Drafting Your Last Will and Testament

A Will allows you to chose an executor who will administer your estate.  If you die without a Will, the Court will select a person to fill this position.  The Court appointee may well not be the person you would prefer.  Further, a Will allows you to select the beneficiaries of your estate.  If you die without a Will, the beneficiaries will be determined in accordance with provincial legislation.

If you die without a Will  and there are children entitled to share your estate who are under the age of majority, the Court appointed administrator of your estate is required to pay a child’s share into Court or to the Government until the child attains the age of majority.  This can result in delays and expense, whereas with a properly drafted Will, the money could be readily used for the benefit of the child.

A Will is effective from the time of death and the executor may deal with the estate immediately.  If you die without a Will, the administrator has no authority until the Court appointment.  This results in a period of time after the time of death during which no one has legal authority to deal with your estate.

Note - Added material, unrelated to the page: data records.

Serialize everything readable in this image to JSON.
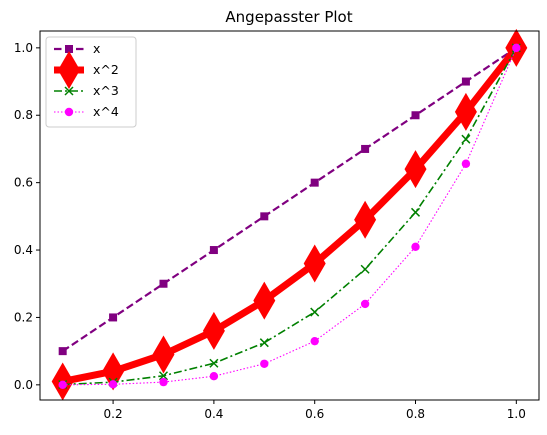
{
  "chart_data": {
    "type": "line",
    "title": "Angepasster Plot",
    "xlabel": "",
    "ylabel": "",
    "xlim": [
      0.055,
      1.045
    ],
    "ylim": [
      -0.045,
      1.05
    ],
    "x": [
      0.1,
      0.2,
      0.3,
      0.4,
      0.5,
      0.6,
      0.7,
      0.8,
      0.9,
      1.0
    ],
    "xticks": [
      0.2,
      0.4,
      0.6,
      0.8,
      1.0
    ],
    "xtick_labels": [
      "0.2",
      "0.4",
      "0.6",
      "0.8",
      "1.0"
    ],
    "yticks": [
      0.0,
      0.2,
      0.4,
      0.6,
      0.8,
      1.0
    ],
    "ytick_labels": [
      "0.0",
      "0.2",
      "0.4",
      "0.6",
      "0.8",
      "1.0"
    ],
    "grid": false,
    "legend_position": "top-left",
    "series": [
      {
        "name": "x",
        "values": [
          0.1,
          0.2,
          0.3,
          0.4,
          0.5,
          0.6,
          0.7,
          0.8,
          0.9,
          1.0
        ],
        "color": "#800080",
        "line_style": "dashed",
        "marker": "square"
      },
      {
        "name": "x^2",
        "values": [
          0.01,
          0.04,
          0.09,
          0.16,
          0.25,
          0.36,
          0.49,
          0.64,
          0.81,
          1.0
        ],
        "color": "#ff0000",
        "line_style": "solid",
        "marker": "diamond"
      },
      {
        "name": "x^3",
        "values": [
          0.001,
          0.008,
          0.027,
          0.064,
          0.125,
          0.216,
          0.343,
          0.512,
          0.729,
          1.0
        ],
        "color": "#008000",
        "line_style": "dashdot",
        "marker": "x"
      },
      {
        "name": "x^4",
        "values": [
          0.0001,
          0.0016,
          0.0081,
          0.0256,
          0.0625,
          0.1296,
          0.2401,
          0.4096,
          0.6561,
          1.0
        ],
        "color": "#ff00ff",
        "line_style": "dotted",
        "marker": "circle"
      }
    ]
  }
}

A Will allows you to undertake tax and family planning for the overall benefit of your family.  Without a Will, you do not have the flexibility to consider and deal with the various needs of your family members and to attempt to minimize the tax consequences of death.

Generally, it is more expensive to administer an estate if there is no Will.  There may be additional legal costs involved in appointing an Administrator.  In some circumstances, the Administrator may be required to post a bond to guarantee performance.

Singh Lyn llp has the expertise that you need and we can help you determine your assets and liabilities, appoint executor(s) for your estate, appoint guardians for any minor children, create trusts for your children, and ensure any business interests that you may have are considered in drafting your Final Will & Testament.

The lawyer who is called upon to draft a will for a client has a heavy onus placed upon him or her. As well as being accountable to the client, the lawyer may also be liable to the intended beneficiary or beneficiaries for any act or omission in carrying out the instructions of the client that frustrates the client’s testamentary intentions.

The lawyer should ensure that the will is drafted in language sufficiently clear and unambiguous, so as to minimize the likelihood of an application for the advice
and direction of the court as to the meaning of the particular words used. This would include taking appropriate care in descriptions of specific property and
of the intended beneficiaries (whether described by name or by class), as well as in the description of any conditions governing entitlement of a beneficiary to a
bequest or devise.

The lawyer should also ensure, as much as possible, that there are no practical barriers in the way of the estate trustee’s administration of the estate. For example, the
will should give appropriately extensive powers and authority to the estate trustee. This will minimize the likelihood of an application to vary the terms of a trust set out in the will so as to expand the estate trustee’s authority to permit particular actions.

Finally, it is a prudent post-signing practice for the lawyer to alert the client to future events that may require a review of the will to see if it is still appropriate. Such events would include, for example, marriage, divorce, births, deaths, adoptions, change of domicile or residence, and substantial changes in net worth.